I rub my eyes with two fingers.
What did I do wrong to deserve this level of arrogance?
Why does he keep acting like this?
Me??: 2:00 PM. Compatibility Session. Bring focus and appropriate clothing. In that order.
Cohen-pain-in-my-ass:Mmh. You like me distracted and half-naked, admit it.
Me??: I only like you when you’re silent.
Cohen-pain-in-my-ass:Then you’re screwed.
I lean back in my chair and let out a silent scream into the void.
The problem is, I can’t entirely hate him.
I hate how he makes me feel.
That mix of irritation and adrenaline, of “I’ll kill him” and “I’ll kiss him.”
Dangerous.
I stand up, determined to make coffee.
I’ll need it to survive the afternoon.
When I open the window to get some air, a gust of wind ruffles my hair and scatters the program sheet I left on the table.
I watch it fly away, sighing.
“Great, universe. Go ahead and let me know who’s in charge.”
Then, with a bitter grin and a dash of self-mockery, I pick up the paper, fold it, and murmur:
“Alright, Cupid. Get ready.

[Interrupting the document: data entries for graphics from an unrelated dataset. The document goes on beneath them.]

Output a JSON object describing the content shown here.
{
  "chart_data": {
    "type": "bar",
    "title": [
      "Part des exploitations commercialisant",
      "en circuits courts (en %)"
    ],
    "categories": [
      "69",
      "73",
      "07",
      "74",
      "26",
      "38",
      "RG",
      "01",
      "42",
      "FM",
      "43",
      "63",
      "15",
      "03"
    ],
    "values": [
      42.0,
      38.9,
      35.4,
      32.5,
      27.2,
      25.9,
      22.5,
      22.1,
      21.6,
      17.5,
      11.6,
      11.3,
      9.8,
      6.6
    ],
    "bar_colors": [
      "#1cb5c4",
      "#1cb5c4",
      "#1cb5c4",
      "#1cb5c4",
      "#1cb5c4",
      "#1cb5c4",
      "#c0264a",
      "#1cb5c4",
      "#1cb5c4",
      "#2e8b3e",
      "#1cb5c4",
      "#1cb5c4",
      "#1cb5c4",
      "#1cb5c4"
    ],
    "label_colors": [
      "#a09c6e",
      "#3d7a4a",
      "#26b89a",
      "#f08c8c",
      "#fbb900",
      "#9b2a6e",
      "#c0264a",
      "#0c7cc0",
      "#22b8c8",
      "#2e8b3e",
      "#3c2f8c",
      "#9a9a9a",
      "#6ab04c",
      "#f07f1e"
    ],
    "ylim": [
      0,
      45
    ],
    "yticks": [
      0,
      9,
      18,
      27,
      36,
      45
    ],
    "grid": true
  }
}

Today the devil is coming.”
When Cohen walks into my office, the air shifts.
It's like someone lowered the temperature but raised the level of erotic oxygen.
He's covered in a giant hoodie that he immediately takes off as soon as he crosses the threshold.
He's still trying to maintain anonymity in Elm Hollow, I chuckle, thinking about how much longer he’ll manage it.
The laughter, of course, dies in my head the moment he pulls off the hoodie and his white T-shirt lifts, showcasing his stomach and abs.
Those lines that go so low…
Damn.
When he finally escapes the hoodie and stands almost shirtless, with dangerously low black jeans, his gaze is lazy and damnably aware.
He gives me a half-arrogant smirk.
He caught me looking.
How was I supposed to breathe? I try to repeat the inhale-exhale from this morning subtly, but I fail miserably.